On Fri, 2010-03-05 at 17:19 +1100, Paul Mackerras wrote:
> On Thu, Mar 04, 2010 at 03:00:52PM +0100, Peter Zijlstra wrote:
> 
> > Implement a simple PEBS model that always takes a single PEBS event at
> > a time. This is done so that the interaction with the rest of the
> > system is as expected (freq adjust, period randomization, lbr).
> > 
> > Signed-off-by: Peter Zijlstra <a.p.zijlstra@...llo.nl>
> > LKML-Reference: <new-submission>
> > ---
> 
> ...
> 
> > @@ -203,8 +203,9 @@ struct perf_event_attr {
> >  				enable_on_exec :  1, /* next exec enables     */
> >  				task           :  1, /* trace fork/exit       */
> >  				watermark      :  1, /* wakeup_watermark      */
> > +				precise        :  1, /* OoO invariant counter */
> 
> Could you explain in a bit more detail what this means?  
> 
> Also, it would be good to mention the ABI addition in the patch
> description, and explain it briefly there.

Quite so, my bad.

So on Intel regular PMIs can happen several instructions later than the
actual event due to out-of-order processing of the instruction stream,
that is, it doesn't keep the IP of the actual instruction that triggered
the event, so all we have is the IP of where the interrupt happened (the
difference between these IPs is called skid).

Now Intel came up with something called Precise Event Based Sampling
(PEBS) which stores a (partial) register set in some memory buffer at
event time (trap like for some daft reason).

So from that we can obtain the IP of the instruction _after_ the
instruction that caused the event. This is reliably so (mostly [*]) and
does not contain out-of-order artifacts (0-skid).

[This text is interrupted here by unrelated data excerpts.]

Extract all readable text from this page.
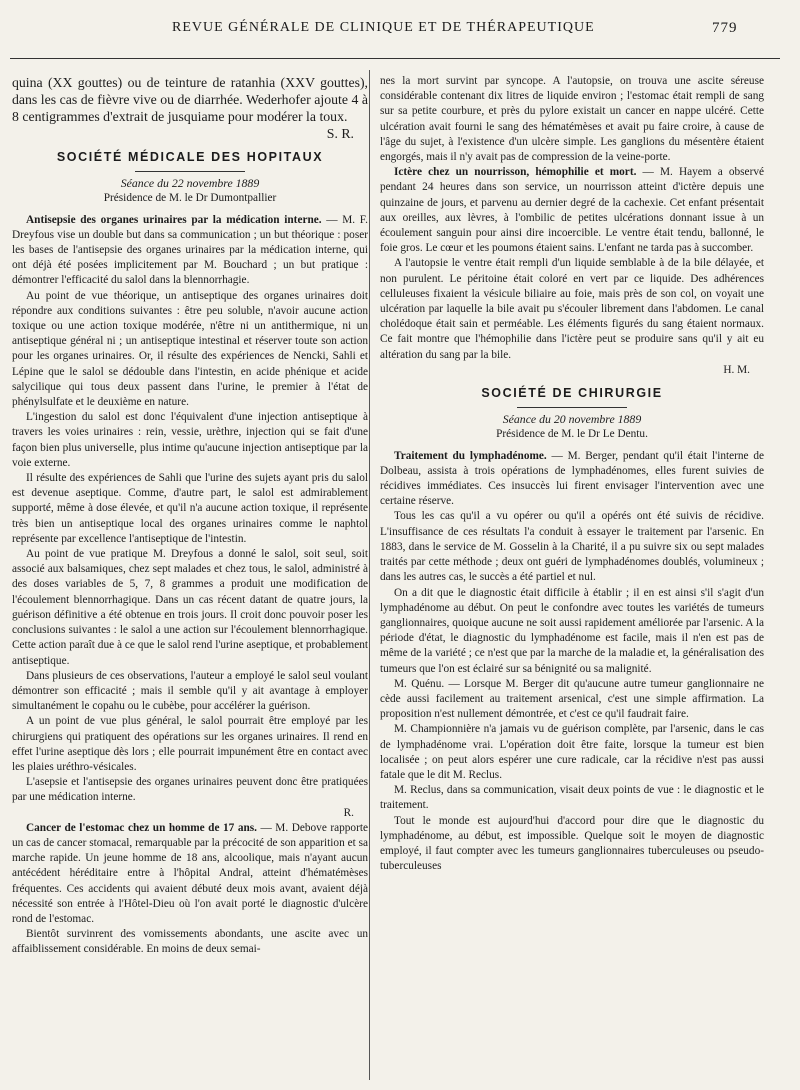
REVUE GÉNÉRALE DE CLINIQUE ET DE THÉRAPEUTIQUE	779

quina (XX gouttes) ou de teinture de ratanhia (XXV gouttes), dans les cas de fièvre vive ou de diarrhée. Wederhofer ajoute 4 à 8 centigrammes d'extrait de jusquiame pour modérer la toux.

S. R.

SOCIÉTÉ MÉDICALE DES HOPITAUX

Séance du 22 novembre 1889

Présidence de M. le Dr Dumontpallier

Antisepsie des organes urinaires par la médication interne. — M. F. Dreyfous vise un double but dans sa communication ; un but théorique : poser les bases de l'antisepsie des organes urinaires par la médication interne, qui ont déjà été posées implicitement par M. Bouchard ; un but pratique : démontrer l'efficacité du salol dans la blennorrhagie.

Au point de vue théorique, un antiseptique des organes urinaires doit répondre aux conditions suivantes : être peu soluble, n'avoir aucune action toxique ou une action toxique modérée, n'être ni un antithermique, ni un antiseptique général ni ; un antiseptique intestinal et réserver toute son action pour les organes urinaires. Or, il résulte des expériences de Nencki, Sahli et Lépine que le salol se dédouble dans l'intestin, en acide phénique et acide salycilique qui tous deux passent dans l'urine, le premier à l'état de phénylsulfate et le deuxième en nature.

L'ingestion du salol est donc l'équivalent d'une injection antiseptique à travers les voies urinaires : rein, vessie, urèthre, injection qui se fait d'une façon bien plus universelle, plus intime qu'aucune injection antiseptique par la voie externe.

Il résulte des expériences de Sahli que l'urine des sujets ayant pris du salol est devenue aseptique. Comme, d'autre part, le salol est admirablement supporté, même à dose élevée, et qu'il n'a aucune action toxique, il représente très bien un antiseptique local des organes urinaires comme le naphtol représente par excellence l'antiseptique de l'intestin.

Au point de vue pratique M. Dreyfous a donné le salol, soit seul, soit associé aux balsamiques, chez sept malades et chez tous, le salol, administré à des doses variables de 5, 7, 8 grammes a produit une modification de l'écoulement blennorrhagique. Dans un cas récent datant de quatre jours, la guérison définitive a été obtenue en trois jours. Il croit donc pouvoir poser les conclusions suivantes : le salol a une action sur l'écoulement blennorrhagique. Cette action paraît due à ce que le salol rend l'urine aseptique, et probablement antiseptique.

Dans plusieurs de ces observations, l'auteur a employé le salol seul voulant démontrer son efficacité ; mais il semble qu'il y ait avantage à employer simultanément le copahu ou le cubèbe, pour accélérer la guérison.

A un point de vue plus général, le salol pourrait être employé par les chirurgiens qui pratiquent des opérations sur les organes urinaires. Il rend en effet l'urine aseptique dès lors ; elle pourrait impunément être en contact avec les plaies uréthro-vésicales.

L'asepsie et l'antisepsie des organes urinaires peuvent donc être pratiquées par une médication interne.

R.

Cancer de l'estomac chez un homme de 17 ans. — M. Debove rapporte un cas de cancer stomacal, remarquable par la précocité de son apparition et sa marche rapide. Un jeune homme de 18 ans, alcoolique, mais n'ayant aucun antécédent héréditaire entre à l'hôpital Andral, atteint d'hématémèses fréquentes. Ces accidents qui avaient débuté deux mois avant, avaient déjà nécessité son entrée à l'Hôtel-Dieu où l'on avait porté le diagnostic d'ulcère rond de l'estomac.

Bientôt survinrent des vomissements abondants, une ascite avec un affaiblissement considérable. En moins de deux semai-

nes la mort survint par syncope. A l'autopsie, on trouva une ascite séreuse considérable contenant dix litres de liquide environ ; l'estomac était rempli de sang sur sa petite courbure, et près du pylore existait un cancer en nappe ulcéré. Cette ulcération avait fourni le sang des hématémèses et avait pu faire croire, à cause de l'âge du sujet, à l'existence d'un ulcère simple. Les ganglions du mésentère étaient engorgés, mais il n'y avait pas de compression de la veine-porte.

Ictère chez un nourrisson, hémophilie et mort. — M. Hayem a observé pendant 24 heures dans son service, un nourrisson atteint d'ictère depuis une quinzaine de jours, et parvenu au dernier degré de la cachexie. Cet enfant présentait aux oreilles, aux lèvres, à l'ombilic de petites ulcérations donnant issue à un écoulement sanguin pour ainsi dire incoercible. Le ventre était tendu, ballonné, le foie gros. Le cœur et les poumons étaient sains. L'enfant ne tarda pas à succomber.

A l'autopsie le ventre était rempli d'un liquide semblable à de la bile délayée, et non purulent. Le péritoine était coloré en vert par ce liquide. Des adhérences celluleuses fixaient la vésicule biliaire au foie, mais près de son col, on voyait une ulcération par laquelle la bile avait pu s'écouler librement dans l'abdomen. Le canal cholédoque était sain et perméable. Les éléments figurés du sang étaient normaux. Ce fait montre que l'hémophilie dans l'ictère peut se produire sans qu'il y ait eu altération du sang par la bile.

H. M.

SOCIÉTÉ DE CHIRURGIE

Séance du 20 novembre 1889

Présidence de M. le Dr Le Dentu.

Traitement du lymphadénome. — M. Berger, pendant qu'il était l'interne de Dolbeau, assista à trois opérations de lymphadénomes, elles furent suivies de récidives immédiates. Ces insuccès lui firent envisager l'intervention avec une certaine réserve.

Tous les cas qu'il a vu opérer ou qu'il a opérés ont été suivis de récidive. L'insuffisance de ces résultats l'a conduit à essayer le traitement par l'arsenic. En 1883, dans le service de M. Gosselin à la Charité, il a pu suivre six ou sept malades traités par cette méthode ; deux ont guéri de lymphadénomes doublés, volumineux ; dans les autres cas, le succès a été partiel et nul.

On a dit que le diagnostic était difficile à établir ; il en est ainsi s'il s'agit d'un lymphadénome au début. On peut le confondre avec toutes les variétés de tumeurs ganglionnaires, quoique aucune ne soit aussi rapidement améliorée par l'arsenic. A la période d'état, le diagnostic du lymphadénome est facile, mais il n'en est pas de même de la variété ; ce n'est que par la marche de la maladie et, la généralisation des tumeurs que l'on est éclairé sur sa bénignité ou sa malignité.

M. Quénu. — Lorsque M. Berger dit qu'aucune autre tumeur ganglionnaire ne cède aussi facilement au traitement arsenical, c'est une simple affirmation. La proposition n'est nullement démontrée, et c'est ce qu'il faudrait faire.

M. Championnière n'a jamais vu de guérison complète, par l'arsenic, dans le cas de lymphadénome vrai. L'opération doit être faite, lorsque la tumeur est bien localisée ; on peut alors espérer une cure radicale, car la récidive n'est pas aussi fatale que le dit M. Reclus.

M. Reclus, dans sa communication, visait deux points de vue : le diagnostic et le traitement.

Tout le monde est aujourd'hui d'accord pour dire que le diagnostic du lymphadénome, au début, est impossible. Quelque soit le moyen de diagnostic employé, il faut compter avec les tumeurs ganglionnaires tuberculeuses ou pseudo-tuberculeuses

So the ->precise flag tells us to use a more precise sampling method if
available on the hardware (AMD could be using IBS to implement this for
their instruction counter).

If you look at patch 9/14 you'll see we use the Last Branch Recording
(LBR) facility of the Intel cpus (patch 8/14) to find the last basic
block in the instruction stream and use that to rewind the instruction
stream to get the actual instruction that triggered the event. In case
that works I also set PERF_RECORD_MISC_EXACT to indicate we got the IP
dead on (mostly [*]).

I suspect CPUs that are strictly in-order, like Atom, might always have
it right, but I need to validate that.

Does that clarify stuff?

[*] there are CPU errata that may delay the PEBS recording, mostly with
instructions like MOV SS, STI and things like SMM.